Group leader: Brit Haver
Group members: Mari Holm, Research Medical Student, Faculty of Medicine, University of Bergen; Rolf Gjestad, Psy D, Institute for Clinical Medicine, Section for Psychiatry, University of Bergen; Kirsten Irene Stordal MD PhD, Helse Bergen HF, N-5021 Bergen, Norway and Reidar Tyssen MD PhD, Department of Behavioural Sciences in Medicine, Institute of Basic Medical Sciences, Faculty of Medicine, University of Oslo, Norway.
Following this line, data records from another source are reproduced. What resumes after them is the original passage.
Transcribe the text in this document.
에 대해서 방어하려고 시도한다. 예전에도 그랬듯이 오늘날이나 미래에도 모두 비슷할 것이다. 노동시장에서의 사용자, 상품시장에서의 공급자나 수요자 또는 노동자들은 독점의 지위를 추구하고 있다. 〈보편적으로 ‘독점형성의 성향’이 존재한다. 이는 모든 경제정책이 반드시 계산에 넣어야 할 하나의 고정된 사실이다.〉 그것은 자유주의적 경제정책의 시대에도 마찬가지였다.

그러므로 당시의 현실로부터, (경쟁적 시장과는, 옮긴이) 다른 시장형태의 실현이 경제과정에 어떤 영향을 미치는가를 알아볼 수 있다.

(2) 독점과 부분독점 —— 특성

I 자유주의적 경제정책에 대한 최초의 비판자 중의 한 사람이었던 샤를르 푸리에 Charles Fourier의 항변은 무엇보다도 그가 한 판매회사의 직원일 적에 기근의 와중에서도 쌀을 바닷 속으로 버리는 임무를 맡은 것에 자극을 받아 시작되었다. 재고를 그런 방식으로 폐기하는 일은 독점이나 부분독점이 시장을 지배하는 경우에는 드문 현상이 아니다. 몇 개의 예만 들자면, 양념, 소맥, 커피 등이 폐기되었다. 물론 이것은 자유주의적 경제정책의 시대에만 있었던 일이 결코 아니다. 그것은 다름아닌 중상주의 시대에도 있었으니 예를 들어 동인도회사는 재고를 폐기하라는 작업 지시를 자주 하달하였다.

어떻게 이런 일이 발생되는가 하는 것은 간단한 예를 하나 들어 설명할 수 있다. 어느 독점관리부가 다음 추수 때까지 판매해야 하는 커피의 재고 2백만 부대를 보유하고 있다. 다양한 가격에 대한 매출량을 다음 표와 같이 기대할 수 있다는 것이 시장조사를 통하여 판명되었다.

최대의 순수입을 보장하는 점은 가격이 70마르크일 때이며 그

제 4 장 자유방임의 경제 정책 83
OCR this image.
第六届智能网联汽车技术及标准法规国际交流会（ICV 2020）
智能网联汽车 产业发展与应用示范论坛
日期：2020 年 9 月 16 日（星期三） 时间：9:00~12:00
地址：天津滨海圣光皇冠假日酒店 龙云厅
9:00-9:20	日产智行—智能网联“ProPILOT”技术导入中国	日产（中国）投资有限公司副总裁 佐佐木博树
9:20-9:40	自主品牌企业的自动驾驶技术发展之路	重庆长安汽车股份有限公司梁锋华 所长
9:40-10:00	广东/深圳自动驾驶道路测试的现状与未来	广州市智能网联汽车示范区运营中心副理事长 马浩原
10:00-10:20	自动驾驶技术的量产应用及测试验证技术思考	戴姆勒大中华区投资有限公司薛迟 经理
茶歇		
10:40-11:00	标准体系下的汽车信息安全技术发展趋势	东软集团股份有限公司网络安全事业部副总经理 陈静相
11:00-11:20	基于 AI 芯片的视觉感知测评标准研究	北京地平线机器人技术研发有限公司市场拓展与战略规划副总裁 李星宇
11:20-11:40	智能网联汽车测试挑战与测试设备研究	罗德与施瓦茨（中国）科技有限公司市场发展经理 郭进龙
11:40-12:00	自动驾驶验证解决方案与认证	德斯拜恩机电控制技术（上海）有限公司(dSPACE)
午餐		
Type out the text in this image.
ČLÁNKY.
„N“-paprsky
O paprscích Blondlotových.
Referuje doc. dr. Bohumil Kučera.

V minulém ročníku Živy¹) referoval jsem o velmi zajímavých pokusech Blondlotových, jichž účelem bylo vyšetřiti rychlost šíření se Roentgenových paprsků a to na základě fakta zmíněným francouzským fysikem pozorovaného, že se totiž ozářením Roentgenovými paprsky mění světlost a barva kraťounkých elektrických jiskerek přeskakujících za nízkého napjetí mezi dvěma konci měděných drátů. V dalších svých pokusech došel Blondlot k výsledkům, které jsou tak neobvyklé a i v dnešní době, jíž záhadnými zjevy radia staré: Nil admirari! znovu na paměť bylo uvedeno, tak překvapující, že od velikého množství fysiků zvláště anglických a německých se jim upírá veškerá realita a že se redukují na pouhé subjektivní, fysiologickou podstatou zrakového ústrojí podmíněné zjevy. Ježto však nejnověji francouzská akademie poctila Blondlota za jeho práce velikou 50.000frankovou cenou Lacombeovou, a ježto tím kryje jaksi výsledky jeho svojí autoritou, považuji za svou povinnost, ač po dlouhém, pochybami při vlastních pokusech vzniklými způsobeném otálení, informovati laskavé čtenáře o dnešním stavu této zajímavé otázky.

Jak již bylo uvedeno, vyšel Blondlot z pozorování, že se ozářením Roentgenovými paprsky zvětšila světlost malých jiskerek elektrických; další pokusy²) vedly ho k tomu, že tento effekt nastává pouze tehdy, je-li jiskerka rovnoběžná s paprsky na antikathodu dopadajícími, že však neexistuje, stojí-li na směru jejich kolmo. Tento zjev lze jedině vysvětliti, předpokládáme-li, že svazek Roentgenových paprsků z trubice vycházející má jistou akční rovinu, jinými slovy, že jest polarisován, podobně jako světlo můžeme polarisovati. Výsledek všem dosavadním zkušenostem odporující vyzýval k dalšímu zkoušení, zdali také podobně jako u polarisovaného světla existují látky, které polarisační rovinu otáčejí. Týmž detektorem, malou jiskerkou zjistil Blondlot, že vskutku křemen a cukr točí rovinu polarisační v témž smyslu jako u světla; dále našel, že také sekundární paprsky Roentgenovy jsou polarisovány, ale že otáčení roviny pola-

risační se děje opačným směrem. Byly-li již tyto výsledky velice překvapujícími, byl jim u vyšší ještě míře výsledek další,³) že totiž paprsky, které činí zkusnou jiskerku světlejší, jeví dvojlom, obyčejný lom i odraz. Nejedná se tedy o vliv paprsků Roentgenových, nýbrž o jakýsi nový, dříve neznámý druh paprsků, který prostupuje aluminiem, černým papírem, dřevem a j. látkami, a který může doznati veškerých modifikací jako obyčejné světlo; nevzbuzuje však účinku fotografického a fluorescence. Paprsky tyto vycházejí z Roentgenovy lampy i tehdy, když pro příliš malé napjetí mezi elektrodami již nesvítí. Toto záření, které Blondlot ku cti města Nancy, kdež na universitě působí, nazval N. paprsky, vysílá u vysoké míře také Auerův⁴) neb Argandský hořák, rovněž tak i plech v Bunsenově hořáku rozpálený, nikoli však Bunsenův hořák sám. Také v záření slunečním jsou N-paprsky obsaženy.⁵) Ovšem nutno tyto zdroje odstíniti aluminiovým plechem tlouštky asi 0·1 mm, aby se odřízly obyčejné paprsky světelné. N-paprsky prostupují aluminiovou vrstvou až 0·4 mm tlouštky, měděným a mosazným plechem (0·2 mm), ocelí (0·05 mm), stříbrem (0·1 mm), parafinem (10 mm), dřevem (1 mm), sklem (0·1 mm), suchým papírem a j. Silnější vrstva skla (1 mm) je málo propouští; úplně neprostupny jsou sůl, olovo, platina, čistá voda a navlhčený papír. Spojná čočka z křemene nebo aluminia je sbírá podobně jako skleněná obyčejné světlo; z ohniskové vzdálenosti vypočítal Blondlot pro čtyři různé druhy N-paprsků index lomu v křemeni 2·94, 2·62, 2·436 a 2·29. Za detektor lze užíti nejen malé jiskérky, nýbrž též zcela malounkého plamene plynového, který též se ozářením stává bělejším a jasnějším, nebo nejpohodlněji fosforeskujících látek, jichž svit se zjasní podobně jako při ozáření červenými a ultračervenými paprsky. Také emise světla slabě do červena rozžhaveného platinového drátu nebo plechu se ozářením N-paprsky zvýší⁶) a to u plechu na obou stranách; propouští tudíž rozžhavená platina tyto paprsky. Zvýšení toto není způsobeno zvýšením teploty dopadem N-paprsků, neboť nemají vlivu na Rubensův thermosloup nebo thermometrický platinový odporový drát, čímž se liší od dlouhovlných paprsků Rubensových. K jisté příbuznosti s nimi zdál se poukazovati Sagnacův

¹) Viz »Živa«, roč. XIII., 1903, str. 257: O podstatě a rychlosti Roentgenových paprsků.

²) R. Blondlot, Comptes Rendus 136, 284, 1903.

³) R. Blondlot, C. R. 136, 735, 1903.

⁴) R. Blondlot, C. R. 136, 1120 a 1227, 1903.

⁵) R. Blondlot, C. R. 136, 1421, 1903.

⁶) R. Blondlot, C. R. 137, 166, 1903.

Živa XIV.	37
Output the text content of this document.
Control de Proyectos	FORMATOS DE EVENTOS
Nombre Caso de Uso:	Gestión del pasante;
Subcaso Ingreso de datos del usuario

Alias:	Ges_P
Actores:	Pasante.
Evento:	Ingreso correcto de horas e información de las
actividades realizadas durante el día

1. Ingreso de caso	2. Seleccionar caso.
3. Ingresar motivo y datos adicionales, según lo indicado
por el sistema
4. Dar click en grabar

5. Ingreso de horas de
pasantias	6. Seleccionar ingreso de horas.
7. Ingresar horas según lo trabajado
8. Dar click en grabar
The study is a long term follow-up (up to 10 years) of a group of students at the medical school in Bergen. It is a prospective controlled study of two types of intervention:· self-development groups and discussion groups, as compared to no intervention (the control group). A full class of students (n = 129) participated in group sessions during their third year of medical school in Bergen, Norway. Another class (n = 152) acted as control group. Two types of group sessions were offered. One option was self-development groups led by trained group psychotherapists. Alternatively, students could choose discussion groups that focused on themes of special relevance to doctors, led by experienced general practitioners. The intervention comprised of 12 weekly group sessions each lasting 90 minutes. Data were gathered before the intervention (T1), and three months post intervention (T2). Distress was measured using the Perceived Medical School Stress (PMSS) and Symptom Check List-5 (SCL-5) assessments. Participation in the self-development groups was a significant and independent predictor of a reduction in perceived medical school stress at the first follow-up endpoint (T2). Long term follow-up at the end of medical school, after the end of mandatory service following graduation, as well as 5 years following graduation from medical school will be published.